Hat tip to GK for showing me the article!

[†] – Cyberdefense and the Kobayashi Maru.

on cyber attack attribution

Whenever an attack is traced back to Russia (like this one) or China, the attribution decay is very fast. One cannot be very sure of whether this is an attack that was initiated from “within” these countries, or whether they were used as hops conveniently pointing to the usual suspect. Another interesting observation is that although

“states that deny involvement in a cyberattack, but refuse to open their investigative records to the victim-state, end up casting doubt on their willingness to stop cyberattacks and cannot expect to be treated as a state living up to its international duties. In effect, host-states that refuse to cooperate with victim-states are unwilling to prevent cyberattacks and have declared themselves a sanctuary state“†

this does not seem to (openly) apply to super-powers.

Update: It seems that this specific incident of critical infrastructure failure was not a cyber attack:

The failure was due to a faulty command inputted by a contractor several months ago who accessed the system remotely while travelling through Russia on personal business. Over time, his mistake caused greater and greater errors until, several months later, the pump failed.”

We should never attribute to malice what can be attributed to a mistake.

[†] – Solving the Dilemma of State Responses to Cyberattacks

Observations from a house broken into

Schneier’s Law holds for households.

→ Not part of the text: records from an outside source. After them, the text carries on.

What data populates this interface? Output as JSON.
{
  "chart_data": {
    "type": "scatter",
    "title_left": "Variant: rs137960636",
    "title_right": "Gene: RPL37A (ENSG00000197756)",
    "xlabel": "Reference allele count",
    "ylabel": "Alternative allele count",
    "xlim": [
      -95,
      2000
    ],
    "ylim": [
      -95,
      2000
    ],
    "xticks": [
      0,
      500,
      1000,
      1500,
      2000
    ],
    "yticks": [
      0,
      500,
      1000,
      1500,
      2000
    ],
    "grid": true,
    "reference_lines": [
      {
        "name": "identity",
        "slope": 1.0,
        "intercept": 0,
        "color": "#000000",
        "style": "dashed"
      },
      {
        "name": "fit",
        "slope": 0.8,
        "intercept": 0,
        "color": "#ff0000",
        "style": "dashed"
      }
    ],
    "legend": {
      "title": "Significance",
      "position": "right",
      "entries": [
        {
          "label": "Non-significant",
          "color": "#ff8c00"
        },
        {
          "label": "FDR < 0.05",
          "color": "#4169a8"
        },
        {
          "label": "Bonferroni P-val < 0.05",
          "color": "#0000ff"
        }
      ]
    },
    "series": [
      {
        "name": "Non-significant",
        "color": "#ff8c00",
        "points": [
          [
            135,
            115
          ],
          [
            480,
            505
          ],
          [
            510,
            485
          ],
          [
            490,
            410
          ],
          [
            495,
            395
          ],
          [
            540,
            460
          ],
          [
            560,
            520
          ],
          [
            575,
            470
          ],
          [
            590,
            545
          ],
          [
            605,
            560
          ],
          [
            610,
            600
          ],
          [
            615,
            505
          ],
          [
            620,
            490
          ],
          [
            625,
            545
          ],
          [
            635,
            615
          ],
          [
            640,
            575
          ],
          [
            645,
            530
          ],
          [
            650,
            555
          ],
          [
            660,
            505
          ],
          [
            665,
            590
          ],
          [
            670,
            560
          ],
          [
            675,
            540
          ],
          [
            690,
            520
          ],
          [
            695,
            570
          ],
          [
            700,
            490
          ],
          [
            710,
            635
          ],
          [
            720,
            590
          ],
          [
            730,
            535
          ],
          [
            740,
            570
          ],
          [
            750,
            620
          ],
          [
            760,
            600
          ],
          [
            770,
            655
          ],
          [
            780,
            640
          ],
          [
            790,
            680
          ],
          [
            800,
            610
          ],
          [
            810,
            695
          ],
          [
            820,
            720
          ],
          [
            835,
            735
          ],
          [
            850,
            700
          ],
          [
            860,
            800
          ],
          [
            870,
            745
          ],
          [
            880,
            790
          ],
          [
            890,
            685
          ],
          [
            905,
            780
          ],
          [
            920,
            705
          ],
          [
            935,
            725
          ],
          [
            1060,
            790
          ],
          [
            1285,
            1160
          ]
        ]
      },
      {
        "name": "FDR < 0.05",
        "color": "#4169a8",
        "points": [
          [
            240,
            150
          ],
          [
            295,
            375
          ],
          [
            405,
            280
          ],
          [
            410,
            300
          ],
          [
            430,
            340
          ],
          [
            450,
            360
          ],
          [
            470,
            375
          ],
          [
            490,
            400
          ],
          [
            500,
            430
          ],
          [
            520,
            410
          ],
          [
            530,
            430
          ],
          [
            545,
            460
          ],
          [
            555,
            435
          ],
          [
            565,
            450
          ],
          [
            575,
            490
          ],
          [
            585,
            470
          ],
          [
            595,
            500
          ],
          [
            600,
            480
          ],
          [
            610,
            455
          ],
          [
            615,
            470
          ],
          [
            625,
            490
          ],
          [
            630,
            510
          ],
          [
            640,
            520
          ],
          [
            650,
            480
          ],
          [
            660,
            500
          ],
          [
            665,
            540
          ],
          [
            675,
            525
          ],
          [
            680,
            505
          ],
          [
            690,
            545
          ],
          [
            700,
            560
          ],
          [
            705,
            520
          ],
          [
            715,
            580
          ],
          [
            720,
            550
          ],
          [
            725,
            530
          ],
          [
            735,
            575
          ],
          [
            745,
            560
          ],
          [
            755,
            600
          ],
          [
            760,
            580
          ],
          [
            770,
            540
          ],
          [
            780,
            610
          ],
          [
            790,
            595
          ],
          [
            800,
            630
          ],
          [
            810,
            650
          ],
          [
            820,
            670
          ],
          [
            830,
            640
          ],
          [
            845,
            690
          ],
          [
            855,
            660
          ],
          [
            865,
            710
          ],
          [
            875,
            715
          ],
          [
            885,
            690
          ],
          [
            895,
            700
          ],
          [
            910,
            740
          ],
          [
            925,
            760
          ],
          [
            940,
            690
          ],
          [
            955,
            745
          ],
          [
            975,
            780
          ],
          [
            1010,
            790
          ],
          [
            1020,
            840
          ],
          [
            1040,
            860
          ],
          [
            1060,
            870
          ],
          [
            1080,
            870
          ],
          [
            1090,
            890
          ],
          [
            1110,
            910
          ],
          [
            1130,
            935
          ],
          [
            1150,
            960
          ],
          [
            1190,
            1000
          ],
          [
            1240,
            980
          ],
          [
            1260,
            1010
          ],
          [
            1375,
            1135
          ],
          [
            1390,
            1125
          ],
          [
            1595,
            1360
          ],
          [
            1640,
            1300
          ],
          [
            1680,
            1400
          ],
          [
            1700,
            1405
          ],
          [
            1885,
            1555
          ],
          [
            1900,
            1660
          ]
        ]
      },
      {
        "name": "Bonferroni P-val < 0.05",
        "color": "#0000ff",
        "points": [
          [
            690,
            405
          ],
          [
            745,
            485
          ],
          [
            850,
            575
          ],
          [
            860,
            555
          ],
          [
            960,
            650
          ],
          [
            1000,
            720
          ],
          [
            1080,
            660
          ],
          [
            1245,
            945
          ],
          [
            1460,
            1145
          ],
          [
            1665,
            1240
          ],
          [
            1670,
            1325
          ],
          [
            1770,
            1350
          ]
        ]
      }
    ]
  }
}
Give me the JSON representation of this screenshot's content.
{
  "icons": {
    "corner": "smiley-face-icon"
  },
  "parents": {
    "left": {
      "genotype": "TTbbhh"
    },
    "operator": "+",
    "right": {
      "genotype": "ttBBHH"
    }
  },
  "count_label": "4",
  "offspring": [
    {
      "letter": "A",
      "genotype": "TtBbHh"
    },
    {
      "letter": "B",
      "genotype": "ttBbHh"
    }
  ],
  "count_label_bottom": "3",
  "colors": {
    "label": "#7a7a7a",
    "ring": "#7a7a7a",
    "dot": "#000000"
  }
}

No matter where you’ve hidden it, the burglars will find it. They’ve seen it before.
If you want a post assessment on what inside your house has some street value, just make a list of what is missing.
A friend observed that people probably do not upgrade their locks as frequently as their software.
Why did this happen to me? Why not, indeed.
Every day you discover another thing missing. Confusion: Was it stolen or is it just misplaced?

On separate networks and air-gaps

If anything, Stuxnet and Duqu have proved that separate (via air-gap) “more secure” networks do not exist. There exists only one network, the Internet, with some parts labeled as classified and with various degrees of slow connectivity to the rest of the World. And yes sometimes the networking device is just a human with a (USB) stick.

This and exceptions that I have to deal with daily drive me closer to a firewall-less world. I am not there yet though.